O presidente ucraniano ressaltou que a nova coalizão "assume toda a responsabilidade por tirar o país da crise política e socioeconômica em que se encontra mergulhado".

Número dois do Partido das Regiões, ao qual Yanukovich pertence, o vice-primeiro-ministro Azarov foi o eleito para ocupar a chefia do Governo. O cargo ficou vago na semana passada, quando a carismática e polêmia Yulia Timoshenko foi destituída.

A formação do novo Governo não só acabou com a ameaça de dissolução do Legislativo e da entrada de novos parlamentares como pôs fim à tensa convivência entre Timoshenko e o ex-presidente Viktor Yushchenko, antigos aliados que terminaram inimigos.

Segundo a Constituição ucraniana, a nomeação do primeiro-ministro é prerrogativa da Rada e o chefe do Estado só confirma sua nomeação.

O Parlamento também aprovou a composição do novo Gabinete e as nomeações dos titulares de Assuntos Exteriores e Defesa, os dois únicos ministros designados pelo chefe de Estado.

Yanukovich colocou Konstantin Grischenko, até agora embaixador da Ucrânia em Moscou, à frente do Ministério de Assuntos Exteriores, e deixou o Ministério da Defesa a cargo de Mikhail Yezhel, ex-comandante-em-chefe da Marinha ucraniana.

Antes da votação da Rada, Azarov discursou e disse aos deputados que "o país foi saqueado, os cofres estão vazios e a dívida pública triplicou".

Sobre o Orçamento para 2010, ele garantiu que apresentaria um projeto antes de 11 de abril. "A tarefa é aprovar um Orçamento realista, que desbloqueie uma série de problemas: da organização da Eurocopa 2012 até o financiamento das regiões", disse.

O novo primeiro-ministro está convencido de que a situação do país começará a se estabilizar ainda este ano, mas alertou que a "Ucrânia deve estar preparada para uma segunda onda de crise".

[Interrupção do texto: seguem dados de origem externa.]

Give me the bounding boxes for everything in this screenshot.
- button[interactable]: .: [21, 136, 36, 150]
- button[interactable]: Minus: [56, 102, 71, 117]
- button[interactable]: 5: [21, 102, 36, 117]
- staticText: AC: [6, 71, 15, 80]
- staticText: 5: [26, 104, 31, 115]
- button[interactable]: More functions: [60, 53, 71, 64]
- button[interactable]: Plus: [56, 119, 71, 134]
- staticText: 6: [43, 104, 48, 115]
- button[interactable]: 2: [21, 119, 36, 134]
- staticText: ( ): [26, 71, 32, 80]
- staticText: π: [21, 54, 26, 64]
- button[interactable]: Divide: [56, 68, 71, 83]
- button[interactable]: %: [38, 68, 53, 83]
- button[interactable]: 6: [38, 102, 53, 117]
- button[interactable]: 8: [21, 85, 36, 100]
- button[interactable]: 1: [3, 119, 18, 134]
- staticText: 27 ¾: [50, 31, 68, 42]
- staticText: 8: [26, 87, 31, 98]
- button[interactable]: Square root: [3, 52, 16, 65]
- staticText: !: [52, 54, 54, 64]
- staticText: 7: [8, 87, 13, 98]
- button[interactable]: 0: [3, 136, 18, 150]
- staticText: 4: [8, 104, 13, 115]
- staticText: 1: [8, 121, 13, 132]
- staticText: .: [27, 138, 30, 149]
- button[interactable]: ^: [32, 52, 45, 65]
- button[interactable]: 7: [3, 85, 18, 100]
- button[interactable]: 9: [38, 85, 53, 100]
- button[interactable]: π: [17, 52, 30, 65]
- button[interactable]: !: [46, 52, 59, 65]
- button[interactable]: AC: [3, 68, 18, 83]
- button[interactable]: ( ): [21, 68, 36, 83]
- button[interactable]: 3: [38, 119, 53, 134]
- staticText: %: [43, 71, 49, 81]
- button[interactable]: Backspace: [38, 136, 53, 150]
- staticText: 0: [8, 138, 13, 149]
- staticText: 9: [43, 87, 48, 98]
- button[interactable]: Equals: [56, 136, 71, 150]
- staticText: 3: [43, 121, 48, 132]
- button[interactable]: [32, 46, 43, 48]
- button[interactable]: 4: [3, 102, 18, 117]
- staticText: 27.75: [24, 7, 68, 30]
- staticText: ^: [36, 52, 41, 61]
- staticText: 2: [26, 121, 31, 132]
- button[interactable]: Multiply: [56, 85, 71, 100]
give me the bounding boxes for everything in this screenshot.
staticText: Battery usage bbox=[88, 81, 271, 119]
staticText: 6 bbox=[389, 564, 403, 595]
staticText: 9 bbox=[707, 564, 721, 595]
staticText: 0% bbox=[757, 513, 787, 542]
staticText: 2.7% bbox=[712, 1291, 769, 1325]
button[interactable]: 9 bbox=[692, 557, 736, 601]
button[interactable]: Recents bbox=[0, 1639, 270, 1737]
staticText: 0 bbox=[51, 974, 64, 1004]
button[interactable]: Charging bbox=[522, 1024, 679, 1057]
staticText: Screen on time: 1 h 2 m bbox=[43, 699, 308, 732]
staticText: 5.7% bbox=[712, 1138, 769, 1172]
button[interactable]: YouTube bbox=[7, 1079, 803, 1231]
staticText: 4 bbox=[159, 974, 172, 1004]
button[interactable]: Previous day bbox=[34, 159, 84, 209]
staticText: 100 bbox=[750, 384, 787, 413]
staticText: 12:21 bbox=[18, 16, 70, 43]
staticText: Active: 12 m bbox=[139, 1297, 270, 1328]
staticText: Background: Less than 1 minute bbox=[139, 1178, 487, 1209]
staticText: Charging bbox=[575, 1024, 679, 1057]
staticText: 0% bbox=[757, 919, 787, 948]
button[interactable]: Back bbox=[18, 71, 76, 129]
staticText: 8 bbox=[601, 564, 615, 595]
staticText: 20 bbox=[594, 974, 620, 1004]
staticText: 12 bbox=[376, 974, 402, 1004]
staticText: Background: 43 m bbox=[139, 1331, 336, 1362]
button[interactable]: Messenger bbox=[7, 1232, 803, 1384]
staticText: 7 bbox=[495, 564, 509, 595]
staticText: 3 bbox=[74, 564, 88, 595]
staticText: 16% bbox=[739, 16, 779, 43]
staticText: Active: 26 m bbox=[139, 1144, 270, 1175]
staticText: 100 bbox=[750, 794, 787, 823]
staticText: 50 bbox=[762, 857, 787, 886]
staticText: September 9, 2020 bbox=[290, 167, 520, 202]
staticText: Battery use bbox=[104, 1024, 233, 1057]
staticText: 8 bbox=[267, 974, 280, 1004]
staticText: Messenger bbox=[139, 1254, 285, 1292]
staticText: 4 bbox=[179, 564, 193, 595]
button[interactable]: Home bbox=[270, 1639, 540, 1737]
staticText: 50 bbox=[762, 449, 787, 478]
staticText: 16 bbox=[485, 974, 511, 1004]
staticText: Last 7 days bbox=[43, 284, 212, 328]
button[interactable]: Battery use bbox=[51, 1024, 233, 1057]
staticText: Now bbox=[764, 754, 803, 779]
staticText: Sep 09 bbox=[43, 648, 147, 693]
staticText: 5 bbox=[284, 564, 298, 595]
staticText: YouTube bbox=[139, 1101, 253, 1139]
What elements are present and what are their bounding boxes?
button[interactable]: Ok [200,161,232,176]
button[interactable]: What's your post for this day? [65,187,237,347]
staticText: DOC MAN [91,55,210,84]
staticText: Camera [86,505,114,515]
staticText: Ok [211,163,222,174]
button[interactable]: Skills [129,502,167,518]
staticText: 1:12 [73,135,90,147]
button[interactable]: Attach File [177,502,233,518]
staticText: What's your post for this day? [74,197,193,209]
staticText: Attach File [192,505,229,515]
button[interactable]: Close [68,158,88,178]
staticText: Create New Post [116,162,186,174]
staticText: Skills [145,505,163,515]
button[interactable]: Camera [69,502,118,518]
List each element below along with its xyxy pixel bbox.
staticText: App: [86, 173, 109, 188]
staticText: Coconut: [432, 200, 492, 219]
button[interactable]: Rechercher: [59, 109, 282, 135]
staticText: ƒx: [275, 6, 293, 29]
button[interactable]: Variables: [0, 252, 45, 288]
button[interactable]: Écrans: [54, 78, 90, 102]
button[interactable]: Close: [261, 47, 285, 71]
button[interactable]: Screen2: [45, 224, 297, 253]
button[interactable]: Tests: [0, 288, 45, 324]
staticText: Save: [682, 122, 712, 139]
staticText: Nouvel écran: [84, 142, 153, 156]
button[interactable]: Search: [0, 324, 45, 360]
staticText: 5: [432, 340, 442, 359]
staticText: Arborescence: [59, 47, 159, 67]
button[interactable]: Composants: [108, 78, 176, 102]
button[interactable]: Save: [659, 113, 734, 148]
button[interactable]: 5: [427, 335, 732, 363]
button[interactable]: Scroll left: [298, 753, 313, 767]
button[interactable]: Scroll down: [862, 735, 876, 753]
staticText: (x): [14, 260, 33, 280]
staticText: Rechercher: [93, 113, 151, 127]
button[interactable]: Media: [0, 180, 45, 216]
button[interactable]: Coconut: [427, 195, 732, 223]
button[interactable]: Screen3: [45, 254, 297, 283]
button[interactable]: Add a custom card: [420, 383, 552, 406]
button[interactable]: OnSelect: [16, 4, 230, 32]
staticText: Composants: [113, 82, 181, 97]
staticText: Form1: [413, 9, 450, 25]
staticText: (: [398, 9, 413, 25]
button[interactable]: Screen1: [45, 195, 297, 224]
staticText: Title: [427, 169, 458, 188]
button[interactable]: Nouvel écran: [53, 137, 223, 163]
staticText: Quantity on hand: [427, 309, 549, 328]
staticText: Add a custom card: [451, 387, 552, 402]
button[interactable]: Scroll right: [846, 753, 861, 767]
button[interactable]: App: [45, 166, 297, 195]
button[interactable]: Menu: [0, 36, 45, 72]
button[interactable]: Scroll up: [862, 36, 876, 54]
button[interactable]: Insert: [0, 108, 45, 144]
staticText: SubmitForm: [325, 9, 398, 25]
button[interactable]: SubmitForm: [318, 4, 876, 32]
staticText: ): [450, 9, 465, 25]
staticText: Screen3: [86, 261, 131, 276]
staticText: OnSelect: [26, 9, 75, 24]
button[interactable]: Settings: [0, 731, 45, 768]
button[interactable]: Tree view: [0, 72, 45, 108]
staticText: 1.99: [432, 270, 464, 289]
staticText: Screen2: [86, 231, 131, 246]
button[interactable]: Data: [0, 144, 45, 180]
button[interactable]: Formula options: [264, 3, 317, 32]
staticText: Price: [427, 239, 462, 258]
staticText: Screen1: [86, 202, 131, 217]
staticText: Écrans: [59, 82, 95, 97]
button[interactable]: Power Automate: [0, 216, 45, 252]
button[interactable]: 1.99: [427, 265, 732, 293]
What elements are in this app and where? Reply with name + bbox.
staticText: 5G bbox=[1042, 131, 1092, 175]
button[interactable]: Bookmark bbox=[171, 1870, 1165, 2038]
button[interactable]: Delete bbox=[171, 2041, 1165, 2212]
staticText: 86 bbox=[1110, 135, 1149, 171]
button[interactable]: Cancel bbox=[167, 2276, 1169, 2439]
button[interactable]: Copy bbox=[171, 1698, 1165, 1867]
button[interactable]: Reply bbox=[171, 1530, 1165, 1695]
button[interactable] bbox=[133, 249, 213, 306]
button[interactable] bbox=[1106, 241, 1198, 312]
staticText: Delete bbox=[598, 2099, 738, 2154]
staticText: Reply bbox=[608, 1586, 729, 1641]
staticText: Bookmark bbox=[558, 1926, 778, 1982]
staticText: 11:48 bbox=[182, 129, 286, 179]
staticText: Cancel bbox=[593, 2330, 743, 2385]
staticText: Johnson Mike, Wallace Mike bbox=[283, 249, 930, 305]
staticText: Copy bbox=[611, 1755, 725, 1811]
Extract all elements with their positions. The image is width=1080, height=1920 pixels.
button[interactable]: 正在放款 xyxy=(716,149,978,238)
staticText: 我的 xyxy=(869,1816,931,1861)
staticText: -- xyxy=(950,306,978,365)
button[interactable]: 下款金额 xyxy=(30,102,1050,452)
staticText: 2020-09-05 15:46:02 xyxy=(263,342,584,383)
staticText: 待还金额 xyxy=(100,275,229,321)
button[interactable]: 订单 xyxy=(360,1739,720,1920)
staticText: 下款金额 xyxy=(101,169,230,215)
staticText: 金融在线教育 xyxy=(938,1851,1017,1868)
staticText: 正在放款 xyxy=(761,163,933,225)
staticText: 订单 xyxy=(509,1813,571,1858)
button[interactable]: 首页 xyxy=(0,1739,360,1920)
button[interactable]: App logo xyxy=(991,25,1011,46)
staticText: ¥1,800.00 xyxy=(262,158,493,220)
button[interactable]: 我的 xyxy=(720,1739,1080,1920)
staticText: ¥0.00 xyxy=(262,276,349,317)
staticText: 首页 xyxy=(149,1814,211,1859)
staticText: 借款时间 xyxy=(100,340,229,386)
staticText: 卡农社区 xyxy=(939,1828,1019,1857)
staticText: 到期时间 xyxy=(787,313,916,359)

O presidente Vladimir Putin foi um dos primeiros a felicitar o governante. "Acreditor que trabalharemos de maneira próxima e construtiva com o senhor e seu Gabinete para fortalecer os laços entre nossos Estados. Estou convencido de que isso serve aos interesses dos povos irmãos da Rússia e da Ucrânia", escreveu.

Timoshenko, que venceu Yanukovich nas eleições do ano passado, qualificou como ilegal a formação do gabinete liderado por Azarov.

"Nós vamos acompanhar a situação de perto, dia a dia, e veremos como irão transcorrer os primeiros cem dias do Governo formado ilegalmente e os primeiros cem dias do presidente eleito ilegalmente", disse a ex-primeira-ministra.

Timoshenko assegurou que seu partido fará oposição "em cada aldeia, em cada cidade, em cada fábrica ", e impedirá a formação de "programas estatais antiucranianos".